Kurt Wunderlich, originally a reliever, made his first start on June 13, became the No. 3 starter and finished 6-0, including a shutout in the World Series. Wunderlich and Heck became the fourth and fifth pitchers in team history who finished 6-0 or better.

Left-hander Eric Rose, who had a 14.29 ERA after the summer's first 11 games, had a 0.88 ERA in the final 37 contests. He finished with eight saves, second-most in team history. Right-hander Chris Larsen returned from injury and solidified the No. 4 spot in the rotation. Catcher Ollie Goulder, a .144 hitter in June, batted .370 in the final six weeks. First baseman Rick Devereaux, after a slow regular season, hit .382 with 17 RBIs in his final 14 contests. Third baseman Isaac Garcia and pitchers Patrick Cooper and Devyn Rivera helped Hays in the NBC.

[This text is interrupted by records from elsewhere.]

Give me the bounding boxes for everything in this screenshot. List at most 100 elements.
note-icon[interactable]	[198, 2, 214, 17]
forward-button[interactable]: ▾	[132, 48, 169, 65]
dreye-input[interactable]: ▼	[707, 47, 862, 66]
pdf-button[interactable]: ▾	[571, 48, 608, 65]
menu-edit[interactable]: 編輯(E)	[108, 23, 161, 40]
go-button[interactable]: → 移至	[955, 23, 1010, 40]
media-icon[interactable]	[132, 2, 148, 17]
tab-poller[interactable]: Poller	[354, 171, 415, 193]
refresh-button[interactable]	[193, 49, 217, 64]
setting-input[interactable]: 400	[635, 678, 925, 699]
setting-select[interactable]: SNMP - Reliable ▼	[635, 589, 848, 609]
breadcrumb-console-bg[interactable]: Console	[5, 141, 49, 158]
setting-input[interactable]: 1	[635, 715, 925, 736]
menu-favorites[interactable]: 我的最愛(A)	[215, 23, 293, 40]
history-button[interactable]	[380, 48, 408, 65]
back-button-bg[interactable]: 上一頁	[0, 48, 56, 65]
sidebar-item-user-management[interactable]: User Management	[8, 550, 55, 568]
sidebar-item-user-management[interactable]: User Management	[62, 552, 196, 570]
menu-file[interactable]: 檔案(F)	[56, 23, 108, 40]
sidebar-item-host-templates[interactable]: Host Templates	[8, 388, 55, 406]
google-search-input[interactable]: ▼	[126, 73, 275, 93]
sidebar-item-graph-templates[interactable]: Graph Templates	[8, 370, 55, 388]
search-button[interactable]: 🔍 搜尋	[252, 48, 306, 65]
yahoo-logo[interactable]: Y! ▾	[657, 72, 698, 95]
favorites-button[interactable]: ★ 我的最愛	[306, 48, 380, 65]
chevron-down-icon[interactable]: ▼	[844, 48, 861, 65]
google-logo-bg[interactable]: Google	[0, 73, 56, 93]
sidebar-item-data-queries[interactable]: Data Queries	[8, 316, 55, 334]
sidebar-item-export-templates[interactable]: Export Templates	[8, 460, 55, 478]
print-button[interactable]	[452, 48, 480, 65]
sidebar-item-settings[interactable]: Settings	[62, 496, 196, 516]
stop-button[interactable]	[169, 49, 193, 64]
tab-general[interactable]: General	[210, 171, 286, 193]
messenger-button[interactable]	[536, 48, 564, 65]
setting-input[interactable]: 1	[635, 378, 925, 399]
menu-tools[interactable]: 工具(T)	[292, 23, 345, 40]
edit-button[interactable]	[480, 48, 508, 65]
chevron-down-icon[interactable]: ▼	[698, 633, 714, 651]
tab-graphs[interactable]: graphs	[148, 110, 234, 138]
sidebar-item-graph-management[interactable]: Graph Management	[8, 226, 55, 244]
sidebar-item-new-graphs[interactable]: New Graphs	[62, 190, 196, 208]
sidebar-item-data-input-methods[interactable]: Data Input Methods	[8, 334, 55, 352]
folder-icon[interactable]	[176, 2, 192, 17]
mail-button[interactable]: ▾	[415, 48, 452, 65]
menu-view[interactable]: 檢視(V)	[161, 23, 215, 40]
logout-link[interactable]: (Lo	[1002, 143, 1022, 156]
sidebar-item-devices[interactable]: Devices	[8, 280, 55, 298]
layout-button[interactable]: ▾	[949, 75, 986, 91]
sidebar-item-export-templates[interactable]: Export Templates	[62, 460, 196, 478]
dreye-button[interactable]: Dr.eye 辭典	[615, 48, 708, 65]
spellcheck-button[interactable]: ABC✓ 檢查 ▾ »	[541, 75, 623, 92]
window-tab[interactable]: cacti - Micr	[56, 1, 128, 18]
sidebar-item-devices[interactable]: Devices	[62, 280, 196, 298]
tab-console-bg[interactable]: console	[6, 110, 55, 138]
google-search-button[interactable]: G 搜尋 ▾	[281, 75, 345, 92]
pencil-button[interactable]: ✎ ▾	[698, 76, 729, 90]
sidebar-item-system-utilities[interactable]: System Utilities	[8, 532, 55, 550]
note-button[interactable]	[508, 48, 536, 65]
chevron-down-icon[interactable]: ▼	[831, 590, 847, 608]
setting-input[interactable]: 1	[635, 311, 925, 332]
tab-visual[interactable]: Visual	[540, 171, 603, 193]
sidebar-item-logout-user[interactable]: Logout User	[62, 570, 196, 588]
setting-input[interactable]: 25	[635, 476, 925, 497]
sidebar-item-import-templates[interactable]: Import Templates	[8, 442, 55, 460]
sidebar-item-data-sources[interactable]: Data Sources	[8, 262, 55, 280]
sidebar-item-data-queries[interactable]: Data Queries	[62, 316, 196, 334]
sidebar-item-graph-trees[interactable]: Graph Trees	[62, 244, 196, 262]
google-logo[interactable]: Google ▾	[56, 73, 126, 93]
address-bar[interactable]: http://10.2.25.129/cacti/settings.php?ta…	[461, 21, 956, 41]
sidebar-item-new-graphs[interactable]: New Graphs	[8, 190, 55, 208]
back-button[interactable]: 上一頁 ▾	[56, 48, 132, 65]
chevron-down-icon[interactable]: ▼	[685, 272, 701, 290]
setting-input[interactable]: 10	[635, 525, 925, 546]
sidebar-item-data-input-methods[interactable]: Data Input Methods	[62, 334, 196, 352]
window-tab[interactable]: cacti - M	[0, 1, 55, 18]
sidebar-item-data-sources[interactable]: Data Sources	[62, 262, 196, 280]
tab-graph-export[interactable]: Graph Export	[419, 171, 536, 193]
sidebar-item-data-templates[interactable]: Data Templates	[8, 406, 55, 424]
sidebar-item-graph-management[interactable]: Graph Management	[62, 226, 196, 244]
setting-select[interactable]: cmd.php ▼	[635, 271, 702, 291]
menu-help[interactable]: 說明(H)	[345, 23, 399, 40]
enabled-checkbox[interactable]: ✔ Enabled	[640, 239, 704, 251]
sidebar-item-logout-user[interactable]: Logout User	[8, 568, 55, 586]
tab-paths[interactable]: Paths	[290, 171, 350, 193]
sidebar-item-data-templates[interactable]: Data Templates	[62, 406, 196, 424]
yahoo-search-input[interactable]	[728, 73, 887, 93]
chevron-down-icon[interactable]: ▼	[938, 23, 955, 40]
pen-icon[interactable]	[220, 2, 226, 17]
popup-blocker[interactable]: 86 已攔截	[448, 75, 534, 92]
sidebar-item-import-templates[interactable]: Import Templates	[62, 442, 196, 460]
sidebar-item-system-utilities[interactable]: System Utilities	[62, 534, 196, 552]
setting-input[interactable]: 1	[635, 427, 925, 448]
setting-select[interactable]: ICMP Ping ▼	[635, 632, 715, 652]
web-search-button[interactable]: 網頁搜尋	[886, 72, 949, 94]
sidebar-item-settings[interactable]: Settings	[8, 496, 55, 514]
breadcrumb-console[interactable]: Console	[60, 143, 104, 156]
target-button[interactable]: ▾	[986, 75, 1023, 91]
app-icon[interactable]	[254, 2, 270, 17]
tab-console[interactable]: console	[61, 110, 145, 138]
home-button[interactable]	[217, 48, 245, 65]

"When we were a few games back in the Jayhawk League, we just really wanted to battle back, battle all year," Morriss said. "(The World Series) was always in the back of my mind, but you don't want to think about it too early. It was always a goal to get here and see how far we can take it."

Hays, last in the conference after the 4-6 start, secured a berth in the World Series when it finished 17-13 and in second place in a historically competitive Jayhawk League. El Dorado won the conference title and played for the NBC World Series crown Saturday night, while Liberal was third at the World Series and Derby tied for ninth.

According to research by Jayhawk League statistician Cheryl Kastner, it marked the fourth time since 1999 four Jayhawk League teams finished in the top 10 at the World Series. In addition, this year was the second time three Jayhawk teams earned a top-four NBC finish.

"They kept it rolling," Leo said. "We didn't win a Jayhawk League title, but we made a heckuva run to finish second and give ourselves a shot at the tournament. They got here and they deserved to get here and they played outstanding when they got here."

At the World Series, the Larks won their first game and lost their second. In the losers' bracket, Hays enjoyed a complete game shutout from Wunderlich against the San Diego Waves. Then, Cooper, the 2008 Larks ace who joined Hays after an all-star season in the Cape Cod League, tossed a complete game against Nevada (Mo.) Heck followed with eight innings versus Sedalia and his second NBC victory that solidified another top-10 finish.

"Coach Leo expects a lot out of his guys," Nevada manager Ryan Mansfield said.

"They play hard. Pitching is always pretty solid. They can swing the bats. They can do a number of things at the dish. They always play pretty solid defensively. As compared to last year's (Larks club that won the Jayhawk League), it is pretty much the same Hays team."

In the Larks' sixth World Series contest, Hays was down 7-1 entering the sixth against Crestwood. The Larks, in one of the best comebacks in Leo's era, rallied to win 9-8 on a two-run, walk-off single by Heck. Morriss scored the winning run when he slid past the Crestwood catcher and touched home plate.

"I can't fault their effort," Leo said. "The heart they played with in this tournament was second to none."

On Thursday, Carl pitched a no-hitter for 61βΡ3 innings before Hays committed three seventh-inning errors and lost 5-2 to El Dorado. The final loss, though, didn't trump a great turnaround after a difficult start.

"Just outstanding," Leo said. "They came together and became a very good ball club."